Michael Brunton-Spall wrote last week about some frustrations with packagings and deploying Python web applications. Although his experience was with Python, the problems he describes are the same for Ruby and PHP and a whole host of languages. The following example uses Python, but works equally as well for anything else.
Michael has three simple rules for his servers:
- they cannot access the internet
- they cannot access internal services that are for development
- they cannot have compilers / utilities on them
I won’t go into all the reasons for doing this (you can read the blog post linked to above) but these are pretty sensible security precautions.
My approach to this problem would be to use your friendly system packages and using a handy tool called Checkinstall to create a deb or rpm. I’m going to use as an example the Eventlet library. This is available in PyPi and one of it’s dependencies (Greenlets) provides a C extension. The same approach would work for an entire Python web application too. I’m as ever using the apt package management tool but this should work with yum as well.
The first step is to build the package on a build machine. This should be a machine or virtual machine running the same operating system as your production web servers. You might build these packages manually or as part of a continuous integration system. On this machine we’ll need the compilers and development tools:
sudo apt-get install build-essential python-dev python-setuptools checkinstall sudo easy_install virtualenv
We’ll also create a virtualenv into which we’ll be installing our packages:
sudo virtualenv --no-site-packages /usr/local/environment source /usr/local/environment/bin/activate
Now, instead of just calling easy_install to install the package, we prefix it with checkinstall.
sudo checkinstall /usr/local/environment/bin/easy_install eventlet
This will prompt for various meta data about the package you want to create, including the name and version of the package. If you’re using this method in the real world you’ll want to decide on a versioning and naming scheme for your packages to avoid clashes with system provided packages. You can also set many of these options from the command line rather than having to manually fill them in each time.
Once everything has been filled in successfully this should run through, installing eventlet and greenlets and eventually creating a deb or rpm package depending on what platform you’re running on. You should see something like:
Done. The new package has been installed and saved to /home/vagrant/eventlet-gareth_20110129-1_i386.deb You can remove it from your system anytime using: dpkg -r eventlet-gareth
Now lets grab that package and take it to one of our front end web servers via a controlled deployment process. That front end web server needs the virtualenv creating but nothing else. So:
sudo apt-get install python-virtualenv sudo virtualenv --no-site-packages /usr/local/environment
(Now you might be thinking that installing the python-virtualenv package in this way breaks rule 1 above. And you’d be right in most cases, but I’m guessing Michael’s systems team have a local package repo for authorised packages, or alternatively you could download the package to the build machine and push it to the production environment.)

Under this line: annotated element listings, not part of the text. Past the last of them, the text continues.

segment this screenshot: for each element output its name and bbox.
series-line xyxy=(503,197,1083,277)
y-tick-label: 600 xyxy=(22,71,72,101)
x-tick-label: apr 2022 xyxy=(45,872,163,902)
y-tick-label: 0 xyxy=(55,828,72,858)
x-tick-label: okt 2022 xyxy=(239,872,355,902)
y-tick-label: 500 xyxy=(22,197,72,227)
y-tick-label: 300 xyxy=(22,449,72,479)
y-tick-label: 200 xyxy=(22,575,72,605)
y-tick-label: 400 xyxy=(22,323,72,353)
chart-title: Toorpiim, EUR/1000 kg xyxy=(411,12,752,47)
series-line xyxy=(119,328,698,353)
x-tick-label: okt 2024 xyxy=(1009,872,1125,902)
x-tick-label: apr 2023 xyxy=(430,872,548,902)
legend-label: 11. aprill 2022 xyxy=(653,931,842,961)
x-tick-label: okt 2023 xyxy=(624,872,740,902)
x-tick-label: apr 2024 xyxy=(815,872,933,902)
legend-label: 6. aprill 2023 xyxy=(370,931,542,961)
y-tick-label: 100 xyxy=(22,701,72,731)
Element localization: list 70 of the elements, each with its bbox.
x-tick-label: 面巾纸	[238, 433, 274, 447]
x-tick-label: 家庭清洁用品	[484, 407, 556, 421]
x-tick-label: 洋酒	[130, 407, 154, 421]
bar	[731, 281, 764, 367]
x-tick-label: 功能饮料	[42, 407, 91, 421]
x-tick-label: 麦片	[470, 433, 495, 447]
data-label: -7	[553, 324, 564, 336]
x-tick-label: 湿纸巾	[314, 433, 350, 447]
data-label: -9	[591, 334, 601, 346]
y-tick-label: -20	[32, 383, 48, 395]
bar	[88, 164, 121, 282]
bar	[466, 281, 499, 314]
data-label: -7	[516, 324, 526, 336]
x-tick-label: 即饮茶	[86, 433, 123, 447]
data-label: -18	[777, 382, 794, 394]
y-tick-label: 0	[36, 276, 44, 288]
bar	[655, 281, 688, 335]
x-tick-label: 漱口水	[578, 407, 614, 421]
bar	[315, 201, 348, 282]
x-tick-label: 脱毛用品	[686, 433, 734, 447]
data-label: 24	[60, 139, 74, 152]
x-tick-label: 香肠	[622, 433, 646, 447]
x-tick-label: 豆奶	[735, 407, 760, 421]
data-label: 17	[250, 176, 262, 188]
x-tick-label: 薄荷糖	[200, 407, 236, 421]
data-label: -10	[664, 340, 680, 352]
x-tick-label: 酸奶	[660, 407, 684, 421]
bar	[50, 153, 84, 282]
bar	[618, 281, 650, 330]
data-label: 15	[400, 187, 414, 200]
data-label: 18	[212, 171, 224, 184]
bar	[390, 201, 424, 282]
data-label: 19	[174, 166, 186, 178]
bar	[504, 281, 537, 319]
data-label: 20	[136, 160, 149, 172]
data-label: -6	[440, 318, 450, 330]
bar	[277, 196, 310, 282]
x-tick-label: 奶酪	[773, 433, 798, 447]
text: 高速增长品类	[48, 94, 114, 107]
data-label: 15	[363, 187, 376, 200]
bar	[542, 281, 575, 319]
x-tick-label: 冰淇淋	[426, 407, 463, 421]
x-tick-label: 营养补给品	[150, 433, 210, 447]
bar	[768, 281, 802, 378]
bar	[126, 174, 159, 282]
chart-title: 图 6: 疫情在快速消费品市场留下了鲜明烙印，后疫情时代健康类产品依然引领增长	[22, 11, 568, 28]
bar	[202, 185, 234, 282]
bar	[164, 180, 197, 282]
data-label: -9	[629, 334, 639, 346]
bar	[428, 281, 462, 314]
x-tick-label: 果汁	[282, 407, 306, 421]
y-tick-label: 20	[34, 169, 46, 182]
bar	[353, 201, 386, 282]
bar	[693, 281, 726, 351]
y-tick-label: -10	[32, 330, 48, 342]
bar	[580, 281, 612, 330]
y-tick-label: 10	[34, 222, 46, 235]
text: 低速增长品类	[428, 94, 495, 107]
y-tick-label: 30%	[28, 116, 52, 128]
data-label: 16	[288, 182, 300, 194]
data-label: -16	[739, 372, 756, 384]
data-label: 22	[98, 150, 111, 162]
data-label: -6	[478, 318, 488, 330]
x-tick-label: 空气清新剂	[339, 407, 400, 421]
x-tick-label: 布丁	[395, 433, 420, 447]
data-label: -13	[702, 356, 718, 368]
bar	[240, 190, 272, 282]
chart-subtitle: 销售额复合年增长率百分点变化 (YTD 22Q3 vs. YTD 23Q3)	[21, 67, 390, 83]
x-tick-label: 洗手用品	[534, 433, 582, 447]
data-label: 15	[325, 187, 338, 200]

Now install the package we created earlier.
sudo dpkg -i eventlet-gareth_20110129-1_i386.deb
That should throw all the required files into the virtualenv environment we created. No compilers. No calls to internal or external systems. Just move some precompiled binaries and text files to predefined places on disk.
I used a PyPi package as an example. Checkinstall could have been pointed at a custom build file written especially for your own application, one that moves files and folders to where they are needed. Say something that looks like this:
#!/bin/sh cp /home/stage/myapplication /var/www/apps/
The running checkinstall against that (or a more complex build file using capistrano or ant or fabric) you can create a package containing your application code and install it into the specified place.